Assis sur banquette rouge du café, les odeurs du café qui remonte, sacré senteur de café que je t’aime. Je regarde les flocons de neige valsés au grée du vent. Lentement. Mon regard s’y perd dans cette beauté. Que c’est joli de voir briller ce manteau blanc. Que ces formidables de voir des amoureux emmitouflés sous leurs bonnets et écharpes. Des fois je me sens seul, vide de l’intérieur. Où sera la personne qui me rendra la joie de vivre. La passion de la vie, l’amour passionné et non la passion amoureuse. Je me sens seule.

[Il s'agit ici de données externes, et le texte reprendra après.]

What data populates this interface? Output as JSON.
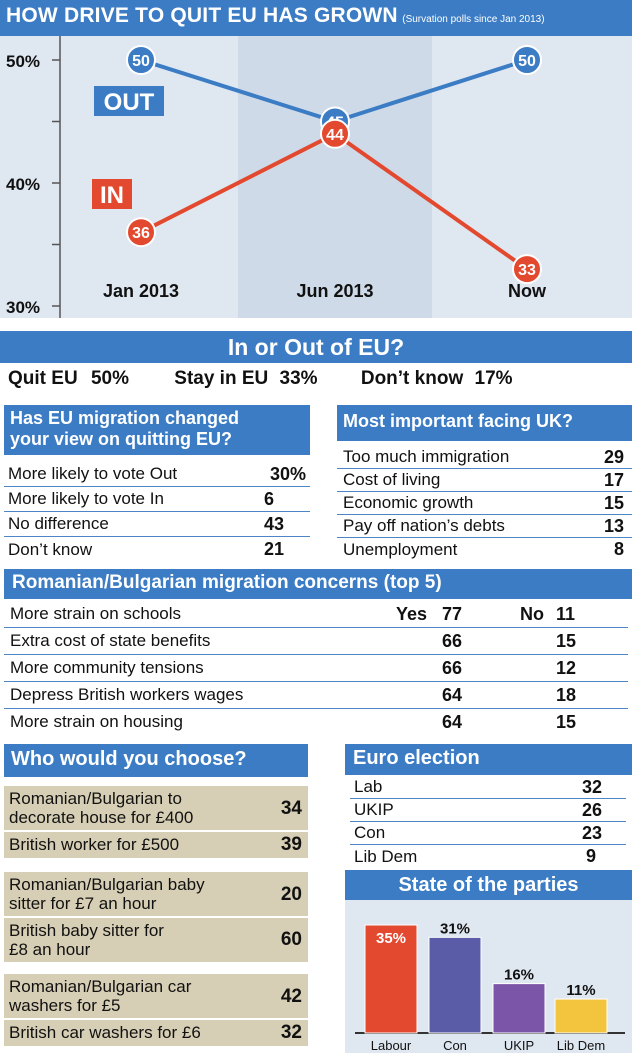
{
  "title": "HOW DRIVE TO QUIT EU HAS GROWN",
  "subtitle": "(Survation polls since Jan 2013)",
  "chart_data": [
    {
      "type": "line",
      "x": [
        "Jan 2013",
        "Jun 2013",
        "Now"
      ],
      "series": [
        {
          "name": "OUT",
          "values": [
            50,
            45,
            50
          ]
        },
        {
          "name": "IN",
          "values": [
            36,
            44,
            33
          ]
        }
      ],
      "yticks": [
        "50%",
        "40%",
        "30%"
      ],
      "ylim": [
        30,
        50
      ],
      "colors": {
        "OUT": "#3b7cc4",
        "IN": "#e2492f"
      },
      "grid": true
    },
    {
      "type": "bar",
      "title": "State of the parties",
      "categories": [
        "Labour",
        "Con",
        "UKIP",
        "Lib Dem"
      ],
      "values": [
        35,
        31,
        16,
        11
      ],
      "value_labels": [
        "35%",
        "31%",
        "16%",
        "11%"
      ],
      "colors": [
        "#e2492f",
        "#5a5ca8",
        "#7a55a8",
        "#f3c43d"
      ]
    }
  ],
  "inout": {
    "heading": "In or Out of EU?",
    "quit_label": "Quit EU",
    "quit_value": "50%",
    "stay_label": "Stay in EU",
    "stay_value": "33%",
    "dk_label": "Don’t know",
    "dk_value": "17%"
  },
  "migration_view": {
    "heading_line1": "Has EU migration changed",
    "heading_line2": "your view on quitting EU?",
    "rows": [
      {
        "label": "More likely to vote Out",
        "value": "30%"
      },
      {
        "label": "More likely to vote In",
        "value": "6"
      },
      {
        "label": "No difference",
        "value": "43"
      },
      {
        "label": "Don’t know",
        "value": "21"
      }
    ]
  },
  "important": {
    "heading": "Most important facing UK?",
    "rows": [
      {
        "label": "Too much immigration",
        "value": "29"
      },
      {
        "label": "Cost of living",
        "value": "17"
      },
      {
        "label": "Economic growth",
        "value": "15"
      },
      {
        "label": "Pay off nation’s debts",
        "value": "13"
      },
      {
        "label": "Unemployment",
        "value": "8"
      }
    ]
  },
  "concerns": {
    "heading": "Romanian/Bulgarian migration concerns (top 5)",
    "yes_label": "Yes",
    "no_label": "No",
    "rows": [
      {
        "label": "More strain on schools",
        "yes": "77",
        "no": "11"
      },
      {
        "label": "Extra cost of state benefits",
        "yes": "66",
        "no": "15"
      },
      {
        "label": "More community tensions",
        "yes": "66",
        "no": "12"
      },
      {
        "label": "Depress British workers wages",
        "yes": "64",
        "no": "18"
      },
      {
        "label": "More strain on housing",
        "yes": "64",
        "no": "15"
      }
    ]
  },
  "choose": {
    "heading": "Who would you choose?",
    "groups": [
      {
        "a_line1": "Romanian/Bulgarian to",
        "a_line2": "decorate house for £400",
        "a_value": "34",
        "b_line1": "British worker for £500",
        "b_line2": "",
        "b_value": "39"
      },
      {
        "a_line1": "Romanian/Bulgarian baby",
        "a_line2": "sitter for £7 an hour",
        "a_value": "20",
        "b_line1": "British baby sitter for",
        "b_line2": "£8 an hour",
        "b_value": "60"
      },
      {
        "a_line1": "Romanian/Bulgarian car",
        "a_line2": "washers for £5",
        "a_value": "42",
        "b_line1": "British car washers for £6",
        "b_line2": "",
        "b_value": "32"
      }
    ]
  },
  "euro": {
    "heading": "Euro election",
    "rows": [
      {
        "label": "Lab",
        "value": "32"
      },
      {
        "label": "UKIP",
        "value": "26"
      },
      {
        "label": "Con",
        "value": "23"
      },
      {
        "label": "Lib Dem",
        "value": "9"
      }
    ]
  }
}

Assis seule, pas très loin de l’entrée, dos au mur du café. Sans grande richesse, ma fortune est le temps. J’aimerais naviguer sur les arcs en ciels. Etre libre. Aimer et être aimé. Le sais tu, que j’aimerais tellement qu’une personne tienne vraiment à moi.
C’est ma prière. J’aimerais ressentir, telle une chanson de gospel, une force venant du fond de mon cœur. Une certaine fois en quelque chose, un alléluia. Un rythme qui vous rentre dans les entrailles.
Une femme rentre dans le café. Une fille à la peau métisse, les yeux bridés. Elle porte une écharpe rouge, un béret rouge, un manteau noir. Elle s’approche, lève sa tête. Ces yeux sont fantastiques, d’une couleur saphir profonde. Son regard est si fantastique.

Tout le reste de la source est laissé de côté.